Letters of recommendation (with AI assistant of choice) — Tell an AI assistant that you need a letter of recommendation for (insert reason). Describe the student you’re recommending. List their accomplishments and awards. Say why they’re the right person. PS: Be sure you leave out personally identifying information. You can add it when you copy it over into a document.
Analyzing documents (with AI assistant OR NotebookLM) — If you get a long document and would like a summary, just upload it to your AI assistant and ask questions. Or, you could use my preferred tool for this — NotebookLM. (I wrote a post about using it here.) Upload your document and then ask questions about its contents in the chat — or generate a podcast, mindmap or video about it.
Analyzing data (with AI assistant (with AI assistant OR NotebookLM) — Have piles and piles of school data to analyze? AI is really good at identifying patterns and trends that aren’t so easy for us to see with our human eyes. Upload spreadsheets or PDFs full of data and ask an AI assistant for general insights/analysis — or specific queries. NotebookLM is great for this, too. PS: Again, be mindful of personally identifying info of students or staff.
First draft of policies (with AI assistant) — Not sure how to get started with a new school policy (maybe about AI)? Ask for suggestions of what to include in the policy. Ask about legal implications and any challenges the policy might face. Ask for objections that might be made by students, parents, teachers, etc. Ask for a first draft — but only use the AI-generated policy as a draft. Then, use your human insights to craft it into what you need.
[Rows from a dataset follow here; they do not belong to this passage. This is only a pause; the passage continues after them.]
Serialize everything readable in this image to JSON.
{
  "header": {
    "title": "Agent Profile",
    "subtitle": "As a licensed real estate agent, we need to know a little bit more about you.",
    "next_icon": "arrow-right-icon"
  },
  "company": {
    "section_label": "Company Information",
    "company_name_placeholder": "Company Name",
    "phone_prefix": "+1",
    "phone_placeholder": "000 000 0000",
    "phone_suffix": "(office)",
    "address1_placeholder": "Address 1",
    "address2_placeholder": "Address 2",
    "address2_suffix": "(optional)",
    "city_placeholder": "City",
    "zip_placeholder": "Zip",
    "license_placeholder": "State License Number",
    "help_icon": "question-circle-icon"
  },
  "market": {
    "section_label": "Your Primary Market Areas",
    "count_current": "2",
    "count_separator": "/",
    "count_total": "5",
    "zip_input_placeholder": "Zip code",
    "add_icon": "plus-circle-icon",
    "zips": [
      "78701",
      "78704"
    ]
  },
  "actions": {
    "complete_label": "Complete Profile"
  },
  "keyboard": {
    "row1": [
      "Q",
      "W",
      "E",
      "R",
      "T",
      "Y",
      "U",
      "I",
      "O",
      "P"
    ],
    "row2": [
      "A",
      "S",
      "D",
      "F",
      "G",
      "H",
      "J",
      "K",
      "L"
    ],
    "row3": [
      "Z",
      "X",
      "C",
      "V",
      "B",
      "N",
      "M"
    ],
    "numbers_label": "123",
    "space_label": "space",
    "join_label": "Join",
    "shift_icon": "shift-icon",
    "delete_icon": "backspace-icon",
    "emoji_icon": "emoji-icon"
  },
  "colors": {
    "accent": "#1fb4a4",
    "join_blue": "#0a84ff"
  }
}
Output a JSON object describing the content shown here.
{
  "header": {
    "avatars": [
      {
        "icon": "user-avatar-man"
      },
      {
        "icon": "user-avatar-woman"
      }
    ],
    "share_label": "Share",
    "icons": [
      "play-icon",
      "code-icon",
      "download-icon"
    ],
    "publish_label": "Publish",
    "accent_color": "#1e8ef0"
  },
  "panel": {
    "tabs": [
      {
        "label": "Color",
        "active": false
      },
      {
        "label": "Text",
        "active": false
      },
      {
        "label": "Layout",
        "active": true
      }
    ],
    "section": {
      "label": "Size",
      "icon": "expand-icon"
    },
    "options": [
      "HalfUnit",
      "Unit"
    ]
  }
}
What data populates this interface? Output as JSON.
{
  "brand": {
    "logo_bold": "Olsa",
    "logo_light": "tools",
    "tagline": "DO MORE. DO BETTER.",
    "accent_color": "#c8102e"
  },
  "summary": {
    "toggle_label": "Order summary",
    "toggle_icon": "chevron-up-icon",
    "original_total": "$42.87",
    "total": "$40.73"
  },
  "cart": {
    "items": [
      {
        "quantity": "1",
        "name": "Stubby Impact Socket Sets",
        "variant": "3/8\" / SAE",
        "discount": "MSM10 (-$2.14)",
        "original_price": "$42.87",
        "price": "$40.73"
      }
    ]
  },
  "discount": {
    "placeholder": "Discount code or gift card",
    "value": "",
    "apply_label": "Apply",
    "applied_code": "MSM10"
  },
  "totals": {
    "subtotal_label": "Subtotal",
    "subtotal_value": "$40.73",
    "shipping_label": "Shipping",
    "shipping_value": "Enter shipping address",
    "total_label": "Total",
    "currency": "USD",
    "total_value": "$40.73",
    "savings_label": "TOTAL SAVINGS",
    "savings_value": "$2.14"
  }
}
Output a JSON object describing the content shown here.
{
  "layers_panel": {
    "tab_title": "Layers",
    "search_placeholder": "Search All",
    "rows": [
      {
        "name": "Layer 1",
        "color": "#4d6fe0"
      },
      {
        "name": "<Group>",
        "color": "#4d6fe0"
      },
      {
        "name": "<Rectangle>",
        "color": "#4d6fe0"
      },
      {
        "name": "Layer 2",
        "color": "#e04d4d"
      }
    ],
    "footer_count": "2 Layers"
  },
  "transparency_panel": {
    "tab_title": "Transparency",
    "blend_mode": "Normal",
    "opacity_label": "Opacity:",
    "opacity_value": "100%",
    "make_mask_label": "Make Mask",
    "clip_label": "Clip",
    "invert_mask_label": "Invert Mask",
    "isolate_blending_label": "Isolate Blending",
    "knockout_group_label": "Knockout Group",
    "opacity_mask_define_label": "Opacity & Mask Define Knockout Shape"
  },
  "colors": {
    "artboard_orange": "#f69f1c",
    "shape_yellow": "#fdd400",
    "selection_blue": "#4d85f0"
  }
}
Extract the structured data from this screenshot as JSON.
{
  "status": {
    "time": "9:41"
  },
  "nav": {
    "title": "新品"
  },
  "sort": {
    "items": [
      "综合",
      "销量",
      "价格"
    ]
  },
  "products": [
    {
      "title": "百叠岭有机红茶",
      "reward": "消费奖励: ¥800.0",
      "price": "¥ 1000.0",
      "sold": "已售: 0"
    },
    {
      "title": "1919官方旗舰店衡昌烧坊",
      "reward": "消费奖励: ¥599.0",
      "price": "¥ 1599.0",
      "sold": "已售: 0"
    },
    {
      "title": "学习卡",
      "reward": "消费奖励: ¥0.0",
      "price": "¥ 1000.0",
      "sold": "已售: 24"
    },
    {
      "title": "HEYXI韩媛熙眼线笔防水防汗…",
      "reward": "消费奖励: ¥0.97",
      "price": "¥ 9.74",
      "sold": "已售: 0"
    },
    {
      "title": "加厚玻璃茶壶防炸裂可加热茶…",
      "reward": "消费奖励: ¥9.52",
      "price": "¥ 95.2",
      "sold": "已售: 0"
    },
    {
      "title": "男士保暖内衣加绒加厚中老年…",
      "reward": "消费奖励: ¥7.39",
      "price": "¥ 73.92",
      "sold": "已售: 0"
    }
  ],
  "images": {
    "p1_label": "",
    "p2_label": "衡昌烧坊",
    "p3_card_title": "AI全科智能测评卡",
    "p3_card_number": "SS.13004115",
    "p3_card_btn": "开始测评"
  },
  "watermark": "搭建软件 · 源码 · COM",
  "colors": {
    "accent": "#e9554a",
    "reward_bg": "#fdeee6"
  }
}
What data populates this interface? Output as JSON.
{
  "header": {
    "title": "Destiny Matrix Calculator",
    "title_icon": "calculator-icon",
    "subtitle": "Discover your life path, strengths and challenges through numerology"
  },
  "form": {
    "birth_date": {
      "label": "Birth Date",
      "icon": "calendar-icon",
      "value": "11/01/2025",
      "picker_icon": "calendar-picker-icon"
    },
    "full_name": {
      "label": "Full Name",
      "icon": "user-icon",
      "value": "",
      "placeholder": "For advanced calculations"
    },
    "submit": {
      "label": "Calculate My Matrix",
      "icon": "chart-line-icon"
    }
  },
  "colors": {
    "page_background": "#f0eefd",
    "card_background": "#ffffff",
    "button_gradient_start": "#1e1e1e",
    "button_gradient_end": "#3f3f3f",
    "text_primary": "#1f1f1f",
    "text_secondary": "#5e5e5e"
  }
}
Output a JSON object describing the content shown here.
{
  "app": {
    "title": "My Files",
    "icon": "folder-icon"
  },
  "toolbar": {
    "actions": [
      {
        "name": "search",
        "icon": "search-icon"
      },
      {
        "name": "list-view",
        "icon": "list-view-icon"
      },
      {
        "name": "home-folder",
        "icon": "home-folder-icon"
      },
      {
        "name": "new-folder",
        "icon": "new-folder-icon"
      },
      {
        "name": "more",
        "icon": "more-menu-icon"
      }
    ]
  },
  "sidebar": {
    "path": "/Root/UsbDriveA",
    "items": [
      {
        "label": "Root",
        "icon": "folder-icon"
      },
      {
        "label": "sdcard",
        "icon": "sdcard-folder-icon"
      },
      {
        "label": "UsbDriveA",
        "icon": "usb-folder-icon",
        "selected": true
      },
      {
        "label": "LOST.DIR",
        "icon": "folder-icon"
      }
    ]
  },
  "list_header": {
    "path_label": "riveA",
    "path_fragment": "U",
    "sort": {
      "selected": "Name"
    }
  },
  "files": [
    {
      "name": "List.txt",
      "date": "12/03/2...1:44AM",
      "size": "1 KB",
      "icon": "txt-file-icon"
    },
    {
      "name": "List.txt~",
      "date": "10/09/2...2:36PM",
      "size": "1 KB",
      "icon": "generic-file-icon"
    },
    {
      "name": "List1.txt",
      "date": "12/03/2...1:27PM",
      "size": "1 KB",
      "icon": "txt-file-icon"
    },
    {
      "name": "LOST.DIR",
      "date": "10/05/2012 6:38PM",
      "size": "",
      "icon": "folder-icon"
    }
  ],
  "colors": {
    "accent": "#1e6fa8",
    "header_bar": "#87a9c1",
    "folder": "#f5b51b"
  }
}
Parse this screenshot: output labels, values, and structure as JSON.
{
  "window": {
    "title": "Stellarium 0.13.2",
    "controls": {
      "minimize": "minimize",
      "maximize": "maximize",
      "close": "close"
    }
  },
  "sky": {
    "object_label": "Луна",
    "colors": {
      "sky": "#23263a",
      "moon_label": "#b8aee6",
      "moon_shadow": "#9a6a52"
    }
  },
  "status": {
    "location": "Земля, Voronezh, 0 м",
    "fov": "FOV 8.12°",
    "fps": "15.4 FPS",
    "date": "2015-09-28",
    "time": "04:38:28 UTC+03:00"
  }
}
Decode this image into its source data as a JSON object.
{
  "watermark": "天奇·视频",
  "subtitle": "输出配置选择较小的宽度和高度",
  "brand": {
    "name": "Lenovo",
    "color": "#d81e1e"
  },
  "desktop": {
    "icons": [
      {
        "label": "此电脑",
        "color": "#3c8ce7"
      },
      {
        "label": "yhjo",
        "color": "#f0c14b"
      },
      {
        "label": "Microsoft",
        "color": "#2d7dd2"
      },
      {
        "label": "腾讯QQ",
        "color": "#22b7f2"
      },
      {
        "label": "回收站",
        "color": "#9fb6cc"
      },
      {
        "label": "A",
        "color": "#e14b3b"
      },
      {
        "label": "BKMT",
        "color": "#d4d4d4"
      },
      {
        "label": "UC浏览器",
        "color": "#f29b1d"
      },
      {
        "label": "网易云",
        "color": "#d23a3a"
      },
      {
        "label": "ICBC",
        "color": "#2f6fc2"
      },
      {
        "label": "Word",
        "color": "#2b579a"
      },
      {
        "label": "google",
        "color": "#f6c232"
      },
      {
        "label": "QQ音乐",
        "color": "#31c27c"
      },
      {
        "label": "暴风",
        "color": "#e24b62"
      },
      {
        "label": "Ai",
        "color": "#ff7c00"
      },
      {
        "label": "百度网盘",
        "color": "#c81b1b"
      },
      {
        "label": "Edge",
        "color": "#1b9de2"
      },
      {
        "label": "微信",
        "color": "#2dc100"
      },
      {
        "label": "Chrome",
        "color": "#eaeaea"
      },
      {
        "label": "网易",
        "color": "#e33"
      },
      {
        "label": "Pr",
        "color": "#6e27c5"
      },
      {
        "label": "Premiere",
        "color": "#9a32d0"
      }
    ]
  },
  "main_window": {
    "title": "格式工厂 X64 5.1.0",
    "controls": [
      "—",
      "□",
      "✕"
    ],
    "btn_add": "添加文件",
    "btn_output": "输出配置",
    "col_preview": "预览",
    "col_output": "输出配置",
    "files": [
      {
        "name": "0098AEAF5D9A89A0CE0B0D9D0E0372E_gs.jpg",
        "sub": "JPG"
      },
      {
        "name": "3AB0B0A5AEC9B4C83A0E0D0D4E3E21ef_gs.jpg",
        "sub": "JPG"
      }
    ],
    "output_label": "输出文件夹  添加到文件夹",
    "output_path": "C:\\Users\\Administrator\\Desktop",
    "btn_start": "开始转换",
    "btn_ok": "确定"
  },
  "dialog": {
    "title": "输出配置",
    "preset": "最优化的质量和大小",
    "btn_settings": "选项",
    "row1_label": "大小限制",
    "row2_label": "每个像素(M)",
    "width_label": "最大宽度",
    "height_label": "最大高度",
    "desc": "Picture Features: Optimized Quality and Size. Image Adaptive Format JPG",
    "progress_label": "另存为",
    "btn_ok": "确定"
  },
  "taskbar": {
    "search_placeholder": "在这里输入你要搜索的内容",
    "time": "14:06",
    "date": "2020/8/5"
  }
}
Act as an advisor (with AI assistant) — Give your AI assistant a role. Act as a student discipline advisor. Act as a expert scheduler. Act as a professional development strategist. Then, ask it questions. Remember: It isn’t actually these things. It’s going to play the role based on everything it’s learned about the topic. Take its advice with a grain of salt.
Brainstorm solutions (with AI assistant) — One thing AI is really good at? Coming up with lots of suggestions. Describe a problem you’re trying to solve. Ask it to help you brainstorm solutions — or ideas — or different ways of approaching it. (You might even ask it to brainstorm ways NOT to solve it — and explain why.) The investment of a few minutes of prompting AI might give you something useful. And if not, you’ve only wasted a few minutes.
Strategize scheduling or something logistical (with AI assistant) — Having trouble making all of the classes fit in a schedule? Trying to come up with room assignments — or locker assignments — or an agenda for a meeting? Anything logistical could be assisted by AI. Give it all of the pieces and see if you like its solution.
Agenda prep and follow-ups (with AI assistant AND/OR note taker) — I liked that agenda idea in #8 so much, it needed its own line! Ask it to help you draft an agenda based on past notes or messages from others. Just provide them to the AI assistant and ask it to make suggestions. Plus, you can use an AI note taker like Otter.ai or Fireflies.ai to listen to the meeting, take notes, and make action item lists afterward.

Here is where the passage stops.